Since $ \ \frac{3 \ + \ \sqrt{17}}{2} \ \approx \ 3.562 \ $ lies within $ \ (3 \ , \ 4) \ \ , \ $ this is the positive real solution we seek for the original equation (whereas $ \ \frac{3 \ - \ \sqrt{17}}{2} \ < \ 0 \ $ is "spurious"); $ \ y \ \ = \ \ \frac{1 \ + \ \sqrt{17}}{2} \ = \ x - 1 \ $ is consistent with this result.

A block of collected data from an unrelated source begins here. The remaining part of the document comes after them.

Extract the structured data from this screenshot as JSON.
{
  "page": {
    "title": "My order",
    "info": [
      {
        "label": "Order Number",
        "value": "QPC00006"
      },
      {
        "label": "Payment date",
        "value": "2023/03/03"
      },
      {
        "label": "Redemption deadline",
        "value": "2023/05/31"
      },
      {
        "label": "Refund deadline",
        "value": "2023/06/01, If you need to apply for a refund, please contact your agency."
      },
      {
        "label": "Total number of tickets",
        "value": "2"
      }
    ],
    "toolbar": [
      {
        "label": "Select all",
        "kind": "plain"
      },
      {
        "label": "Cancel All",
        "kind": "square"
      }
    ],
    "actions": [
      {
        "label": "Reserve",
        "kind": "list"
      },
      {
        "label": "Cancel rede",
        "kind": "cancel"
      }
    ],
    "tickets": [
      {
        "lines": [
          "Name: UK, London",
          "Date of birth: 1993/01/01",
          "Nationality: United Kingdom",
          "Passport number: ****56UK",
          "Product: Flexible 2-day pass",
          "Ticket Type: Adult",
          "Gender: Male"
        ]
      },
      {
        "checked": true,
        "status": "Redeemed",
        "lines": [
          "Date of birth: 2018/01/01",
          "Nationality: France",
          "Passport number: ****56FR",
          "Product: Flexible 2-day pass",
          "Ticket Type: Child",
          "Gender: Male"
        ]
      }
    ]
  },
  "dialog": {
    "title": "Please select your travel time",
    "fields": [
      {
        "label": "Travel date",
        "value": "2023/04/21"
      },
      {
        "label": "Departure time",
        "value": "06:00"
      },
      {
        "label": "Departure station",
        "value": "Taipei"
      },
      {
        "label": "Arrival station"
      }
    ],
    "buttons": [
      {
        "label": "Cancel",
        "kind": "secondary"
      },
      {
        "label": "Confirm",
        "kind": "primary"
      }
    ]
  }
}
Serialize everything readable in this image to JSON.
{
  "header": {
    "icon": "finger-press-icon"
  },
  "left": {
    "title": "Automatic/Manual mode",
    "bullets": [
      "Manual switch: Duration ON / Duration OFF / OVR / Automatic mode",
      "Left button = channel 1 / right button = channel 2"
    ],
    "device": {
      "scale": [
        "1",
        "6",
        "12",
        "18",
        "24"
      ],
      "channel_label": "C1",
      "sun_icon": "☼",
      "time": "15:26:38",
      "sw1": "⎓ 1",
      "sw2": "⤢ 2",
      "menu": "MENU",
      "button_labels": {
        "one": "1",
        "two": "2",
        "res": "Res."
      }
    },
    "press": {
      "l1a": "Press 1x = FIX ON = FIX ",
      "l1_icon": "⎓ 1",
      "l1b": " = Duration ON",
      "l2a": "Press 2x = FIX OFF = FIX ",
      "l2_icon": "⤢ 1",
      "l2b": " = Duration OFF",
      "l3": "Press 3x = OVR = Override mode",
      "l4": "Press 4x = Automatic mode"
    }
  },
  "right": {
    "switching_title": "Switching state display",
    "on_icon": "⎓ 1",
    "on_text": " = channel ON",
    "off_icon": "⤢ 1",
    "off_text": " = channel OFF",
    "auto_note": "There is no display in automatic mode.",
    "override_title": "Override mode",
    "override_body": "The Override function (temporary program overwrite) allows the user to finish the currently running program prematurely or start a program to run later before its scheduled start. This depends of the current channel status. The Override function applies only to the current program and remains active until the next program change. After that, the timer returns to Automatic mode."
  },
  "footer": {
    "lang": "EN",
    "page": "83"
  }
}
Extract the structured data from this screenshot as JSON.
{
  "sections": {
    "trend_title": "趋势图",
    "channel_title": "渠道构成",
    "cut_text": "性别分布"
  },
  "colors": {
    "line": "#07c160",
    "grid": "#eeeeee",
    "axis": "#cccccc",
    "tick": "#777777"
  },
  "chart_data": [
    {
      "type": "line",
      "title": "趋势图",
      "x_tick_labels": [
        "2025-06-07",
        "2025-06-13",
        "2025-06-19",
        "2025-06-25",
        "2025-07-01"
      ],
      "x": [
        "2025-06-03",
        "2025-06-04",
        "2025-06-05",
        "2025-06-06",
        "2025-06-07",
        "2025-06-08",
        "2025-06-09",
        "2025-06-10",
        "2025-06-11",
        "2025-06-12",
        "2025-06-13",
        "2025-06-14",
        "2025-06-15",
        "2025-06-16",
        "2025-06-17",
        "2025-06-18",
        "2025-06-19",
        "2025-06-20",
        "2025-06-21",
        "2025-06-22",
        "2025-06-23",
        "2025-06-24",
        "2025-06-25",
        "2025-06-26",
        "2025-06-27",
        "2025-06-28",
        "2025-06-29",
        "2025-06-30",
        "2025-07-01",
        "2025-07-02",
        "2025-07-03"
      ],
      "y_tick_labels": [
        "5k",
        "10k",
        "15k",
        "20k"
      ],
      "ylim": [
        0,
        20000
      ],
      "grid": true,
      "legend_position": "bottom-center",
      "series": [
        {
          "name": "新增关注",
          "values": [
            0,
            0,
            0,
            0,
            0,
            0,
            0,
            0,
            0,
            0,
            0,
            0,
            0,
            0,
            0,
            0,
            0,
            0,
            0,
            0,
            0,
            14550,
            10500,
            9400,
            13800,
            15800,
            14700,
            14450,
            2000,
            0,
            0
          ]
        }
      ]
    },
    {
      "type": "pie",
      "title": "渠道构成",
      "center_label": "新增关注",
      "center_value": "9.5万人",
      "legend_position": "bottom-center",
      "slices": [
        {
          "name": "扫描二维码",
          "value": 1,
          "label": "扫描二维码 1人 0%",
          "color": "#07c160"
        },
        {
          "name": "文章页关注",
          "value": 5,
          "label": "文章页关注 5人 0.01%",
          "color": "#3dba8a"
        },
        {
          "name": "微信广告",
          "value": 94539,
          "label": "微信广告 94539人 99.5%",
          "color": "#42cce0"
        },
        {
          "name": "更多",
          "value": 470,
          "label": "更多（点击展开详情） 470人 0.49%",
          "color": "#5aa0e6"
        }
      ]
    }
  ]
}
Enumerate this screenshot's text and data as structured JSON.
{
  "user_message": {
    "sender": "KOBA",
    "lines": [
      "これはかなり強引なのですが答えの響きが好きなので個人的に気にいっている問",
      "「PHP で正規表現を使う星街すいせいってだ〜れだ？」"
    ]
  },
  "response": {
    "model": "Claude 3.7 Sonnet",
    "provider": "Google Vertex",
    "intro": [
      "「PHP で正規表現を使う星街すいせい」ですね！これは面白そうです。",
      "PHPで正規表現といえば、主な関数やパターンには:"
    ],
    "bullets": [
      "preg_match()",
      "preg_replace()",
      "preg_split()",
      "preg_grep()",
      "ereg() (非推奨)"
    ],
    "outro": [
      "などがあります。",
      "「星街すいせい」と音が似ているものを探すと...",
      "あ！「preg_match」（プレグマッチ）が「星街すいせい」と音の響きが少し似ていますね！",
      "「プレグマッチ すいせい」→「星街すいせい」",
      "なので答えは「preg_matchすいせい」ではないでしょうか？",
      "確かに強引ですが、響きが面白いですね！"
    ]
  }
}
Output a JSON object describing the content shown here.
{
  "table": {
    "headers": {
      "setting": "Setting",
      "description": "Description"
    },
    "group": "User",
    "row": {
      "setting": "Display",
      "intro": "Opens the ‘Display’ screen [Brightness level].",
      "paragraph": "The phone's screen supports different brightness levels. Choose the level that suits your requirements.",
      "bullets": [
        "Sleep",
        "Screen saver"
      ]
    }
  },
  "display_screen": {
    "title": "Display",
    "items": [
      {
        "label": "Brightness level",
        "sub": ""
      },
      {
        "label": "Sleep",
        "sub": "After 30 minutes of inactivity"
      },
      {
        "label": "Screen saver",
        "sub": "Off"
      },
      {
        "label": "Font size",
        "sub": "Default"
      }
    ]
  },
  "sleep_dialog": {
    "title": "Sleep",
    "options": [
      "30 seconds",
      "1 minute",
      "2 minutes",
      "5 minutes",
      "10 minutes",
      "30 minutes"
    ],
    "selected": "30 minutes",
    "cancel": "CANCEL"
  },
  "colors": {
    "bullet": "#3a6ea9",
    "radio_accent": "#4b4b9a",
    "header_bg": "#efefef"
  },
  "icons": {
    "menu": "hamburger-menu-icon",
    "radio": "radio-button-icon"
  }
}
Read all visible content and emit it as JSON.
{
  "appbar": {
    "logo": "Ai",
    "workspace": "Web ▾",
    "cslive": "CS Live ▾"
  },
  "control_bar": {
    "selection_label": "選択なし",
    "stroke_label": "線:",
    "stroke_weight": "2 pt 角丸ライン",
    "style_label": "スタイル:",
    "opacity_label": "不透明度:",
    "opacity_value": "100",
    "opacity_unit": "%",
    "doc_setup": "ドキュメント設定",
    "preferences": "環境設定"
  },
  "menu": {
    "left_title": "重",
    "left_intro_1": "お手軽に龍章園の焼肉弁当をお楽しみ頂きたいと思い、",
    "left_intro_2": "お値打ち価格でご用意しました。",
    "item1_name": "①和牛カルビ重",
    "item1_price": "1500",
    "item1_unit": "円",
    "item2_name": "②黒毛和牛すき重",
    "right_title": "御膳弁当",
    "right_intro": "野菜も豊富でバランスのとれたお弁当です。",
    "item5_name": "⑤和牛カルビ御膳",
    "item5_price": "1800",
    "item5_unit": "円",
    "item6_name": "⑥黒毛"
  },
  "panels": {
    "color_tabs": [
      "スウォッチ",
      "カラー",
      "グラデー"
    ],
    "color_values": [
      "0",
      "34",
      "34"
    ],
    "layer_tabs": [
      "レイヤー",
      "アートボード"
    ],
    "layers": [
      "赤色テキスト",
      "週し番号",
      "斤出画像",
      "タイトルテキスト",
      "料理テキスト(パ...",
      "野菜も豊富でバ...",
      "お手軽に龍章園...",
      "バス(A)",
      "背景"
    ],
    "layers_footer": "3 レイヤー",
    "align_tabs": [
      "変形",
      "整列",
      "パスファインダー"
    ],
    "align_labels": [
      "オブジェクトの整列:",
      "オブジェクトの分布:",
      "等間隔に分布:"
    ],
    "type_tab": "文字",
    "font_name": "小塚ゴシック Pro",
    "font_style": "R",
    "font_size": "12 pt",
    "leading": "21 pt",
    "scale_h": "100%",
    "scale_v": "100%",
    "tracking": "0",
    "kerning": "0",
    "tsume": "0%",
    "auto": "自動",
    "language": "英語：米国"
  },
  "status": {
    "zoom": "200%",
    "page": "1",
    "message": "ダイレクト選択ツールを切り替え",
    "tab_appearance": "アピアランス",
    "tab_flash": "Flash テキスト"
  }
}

We conclude that $ \ \mathbf{a + b + c \ = \ 3 + 17 + 2 \ = \ 22} \ \ . $

The intersection point in $ \ (-2 \ , \ -1) \ $ lies on the line $ \ y \ = \ -x \ \ $ (which gives us $ \ x \ = \ \frac{1 \ - \ \sqrt{13}}{2} \ ) \ , \ $ but it is not as straightforward to show this, as it is not a line of reflection for the curves.